Controlling vs. Contributing to Your Child’s Future

I’ve come to the conclusion that every child, whether they admit it or not must be afraid of the dark. I can’t tell you how many times my kids would call me into their rooms and ask me to leave a night-light, or keep the door open so that the monsters in their closets wouldn’t come out. 

As adults, most of us master the fear from the uncertainty we feel in the dark. But the uncertainty really doesn’t go away, it is still there, because when you cannot see there is a lack of control. You can’t protect yourself from tripping and falling if you can’t see where you are going. You have to feel your way around.

As I have parented, I have often been anxious about what I can’t see in my child’s future. Unfortunately, there are so many things I can’t control. Will they fall in with the wrong crowd? Will they hit an academic wall in school? What if they stumble in their beliefs? Will they get stuck into a harmful relationship?

But the darkness that I anguish over the most is the darkness of an uncertain future. Life looms ahead and how can I protect them if I can’t see what is coming? I just don’t have any control. 

I don’t have control because it was never intended that I control my child. God is in control. My job, as a parent, is to contribute to my child’s growth spiritually, mentally, emotionally and physically.

We can’t CONTROL our child’s future, but we can CONTRIBUTE to our child’s future. {Tweet This}

My job is to stand beside my child and contribute as much light as I can to the path in front of them. And part of lighting their path means directing them in the way they should go.
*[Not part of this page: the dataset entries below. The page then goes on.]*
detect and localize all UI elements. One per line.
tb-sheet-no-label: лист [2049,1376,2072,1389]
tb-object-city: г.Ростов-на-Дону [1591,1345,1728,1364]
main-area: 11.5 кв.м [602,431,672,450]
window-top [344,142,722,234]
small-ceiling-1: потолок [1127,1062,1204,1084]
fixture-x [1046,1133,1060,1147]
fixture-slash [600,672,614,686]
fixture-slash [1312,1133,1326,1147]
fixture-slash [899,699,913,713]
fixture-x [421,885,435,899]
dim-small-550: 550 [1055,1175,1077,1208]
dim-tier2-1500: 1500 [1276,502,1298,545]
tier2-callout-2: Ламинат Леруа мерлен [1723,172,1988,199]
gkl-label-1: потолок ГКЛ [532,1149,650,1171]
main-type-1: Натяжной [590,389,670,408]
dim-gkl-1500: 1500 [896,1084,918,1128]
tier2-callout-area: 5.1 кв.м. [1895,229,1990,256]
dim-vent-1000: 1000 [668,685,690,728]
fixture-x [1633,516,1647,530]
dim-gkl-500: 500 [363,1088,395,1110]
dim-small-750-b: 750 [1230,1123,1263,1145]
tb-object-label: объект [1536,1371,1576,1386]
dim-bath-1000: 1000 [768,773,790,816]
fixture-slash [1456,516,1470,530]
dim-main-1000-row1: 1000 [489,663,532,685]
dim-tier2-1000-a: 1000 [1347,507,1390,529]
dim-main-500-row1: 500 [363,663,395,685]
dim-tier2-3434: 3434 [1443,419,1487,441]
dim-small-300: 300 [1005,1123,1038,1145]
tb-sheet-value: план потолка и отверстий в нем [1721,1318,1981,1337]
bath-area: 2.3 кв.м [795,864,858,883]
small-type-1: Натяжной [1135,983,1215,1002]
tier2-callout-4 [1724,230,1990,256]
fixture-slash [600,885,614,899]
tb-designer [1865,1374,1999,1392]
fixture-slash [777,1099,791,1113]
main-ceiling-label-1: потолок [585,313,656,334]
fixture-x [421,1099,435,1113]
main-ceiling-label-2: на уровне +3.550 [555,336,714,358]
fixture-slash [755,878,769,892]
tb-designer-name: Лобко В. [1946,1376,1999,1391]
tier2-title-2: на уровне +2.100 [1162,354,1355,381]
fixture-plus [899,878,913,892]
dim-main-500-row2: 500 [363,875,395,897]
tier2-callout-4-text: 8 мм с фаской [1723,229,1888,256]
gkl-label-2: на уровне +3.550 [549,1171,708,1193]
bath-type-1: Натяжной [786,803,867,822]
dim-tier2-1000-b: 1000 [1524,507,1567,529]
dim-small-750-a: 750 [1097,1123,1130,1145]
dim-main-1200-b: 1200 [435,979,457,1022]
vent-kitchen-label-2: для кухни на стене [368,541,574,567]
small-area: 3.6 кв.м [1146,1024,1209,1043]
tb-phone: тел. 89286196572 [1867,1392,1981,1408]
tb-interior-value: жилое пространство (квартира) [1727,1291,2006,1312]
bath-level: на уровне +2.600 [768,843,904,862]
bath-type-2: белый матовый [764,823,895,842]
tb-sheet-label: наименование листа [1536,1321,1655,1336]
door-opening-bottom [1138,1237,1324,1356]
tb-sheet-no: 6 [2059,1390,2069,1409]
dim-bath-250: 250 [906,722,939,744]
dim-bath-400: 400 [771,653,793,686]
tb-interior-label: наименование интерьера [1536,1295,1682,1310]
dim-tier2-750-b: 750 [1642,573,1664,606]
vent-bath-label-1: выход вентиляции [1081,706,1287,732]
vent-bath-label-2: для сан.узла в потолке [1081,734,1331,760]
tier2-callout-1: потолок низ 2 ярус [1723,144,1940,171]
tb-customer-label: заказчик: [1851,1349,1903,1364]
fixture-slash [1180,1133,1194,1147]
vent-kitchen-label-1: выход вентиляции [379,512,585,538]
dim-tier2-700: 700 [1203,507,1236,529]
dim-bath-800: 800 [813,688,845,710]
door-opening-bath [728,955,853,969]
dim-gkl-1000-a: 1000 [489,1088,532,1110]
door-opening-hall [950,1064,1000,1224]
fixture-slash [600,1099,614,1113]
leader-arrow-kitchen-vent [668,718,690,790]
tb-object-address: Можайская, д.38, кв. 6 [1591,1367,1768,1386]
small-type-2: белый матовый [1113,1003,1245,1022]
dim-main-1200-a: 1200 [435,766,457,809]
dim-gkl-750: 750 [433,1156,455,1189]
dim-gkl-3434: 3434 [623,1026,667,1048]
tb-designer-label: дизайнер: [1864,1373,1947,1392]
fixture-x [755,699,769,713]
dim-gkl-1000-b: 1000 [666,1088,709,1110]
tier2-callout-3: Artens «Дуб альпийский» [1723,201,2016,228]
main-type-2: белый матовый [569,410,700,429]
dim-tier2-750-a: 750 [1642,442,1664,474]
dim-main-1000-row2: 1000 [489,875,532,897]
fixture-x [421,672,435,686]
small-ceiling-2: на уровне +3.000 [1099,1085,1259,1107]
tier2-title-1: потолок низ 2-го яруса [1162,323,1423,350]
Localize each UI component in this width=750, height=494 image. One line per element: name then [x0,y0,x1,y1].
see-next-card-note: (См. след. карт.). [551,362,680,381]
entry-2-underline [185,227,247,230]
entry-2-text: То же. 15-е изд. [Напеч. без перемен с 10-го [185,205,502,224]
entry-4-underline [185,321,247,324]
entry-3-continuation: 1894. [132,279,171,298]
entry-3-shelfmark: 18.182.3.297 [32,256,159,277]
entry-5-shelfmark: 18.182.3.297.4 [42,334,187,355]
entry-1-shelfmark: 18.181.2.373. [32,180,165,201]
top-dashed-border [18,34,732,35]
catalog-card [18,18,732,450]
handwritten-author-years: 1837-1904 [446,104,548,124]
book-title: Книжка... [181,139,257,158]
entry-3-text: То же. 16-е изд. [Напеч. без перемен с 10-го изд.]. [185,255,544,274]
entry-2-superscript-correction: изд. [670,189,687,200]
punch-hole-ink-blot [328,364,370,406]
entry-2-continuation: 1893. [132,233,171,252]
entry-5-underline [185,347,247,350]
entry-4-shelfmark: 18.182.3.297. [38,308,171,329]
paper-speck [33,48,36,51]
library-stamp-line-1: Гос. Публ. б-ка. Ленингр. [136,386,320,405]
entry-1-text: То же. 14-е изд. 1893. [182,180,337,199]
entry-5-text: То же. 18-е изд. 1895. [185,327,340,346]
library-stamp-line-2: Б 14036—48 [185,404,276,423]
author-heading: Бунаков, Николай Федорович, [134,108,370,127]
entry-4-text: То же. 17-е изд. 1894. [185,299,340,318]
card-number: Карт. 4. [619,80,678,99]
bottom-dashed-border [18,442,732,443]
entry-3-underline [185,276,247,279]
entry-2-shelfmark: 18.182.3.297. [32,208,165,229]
Sometimes it is hard to know the difference between controlling and contributing. So, here are 3 ways to contribute light to your child’s future as they get older:

Wise Mentors

When you are trying to control your child you usually want a monopoly on who speaks into the life of your child because you know best, right? But your child needs wisdom from voices other than yours. Be sure to seek out older family members, friends, coaches, or youth leaders who will give your child wise counsel and be a voice of reason that echoes your own.

Smart Opportunities

Sometimes the greatest opportunities for growth take a child out of their comfort zone and ours. It can be dangerous to send your child on a missions trip to Uganda or to a University 1000 miles away. But they will never reach God’s potential if they don’t learn to trust Him in difficult situations. Starting when they are young be on the lookout for opportunities of interest to them that will stretch them, different teams, volunteer groups, and even internships that your child can become a part of and learn from.

Personal Relationships

Sometimes the to do list of a good mom is all about worldly accomplishments like grades and sports. We want to make sure that they do their best in everything. But lasting joy is not determined by grades and accolades. Your greatest contribution to the future happiness of your child is to guide your child in meaningful relationships with God, family, and friends. Learning to love well is the key to past, present, and future joy. 

Lastly, remember there may come a time when your child rejects the light you can give. If so, depending on the age of the child and the situation, sometimes a parent must step back and let the child feel their way around, in the dark.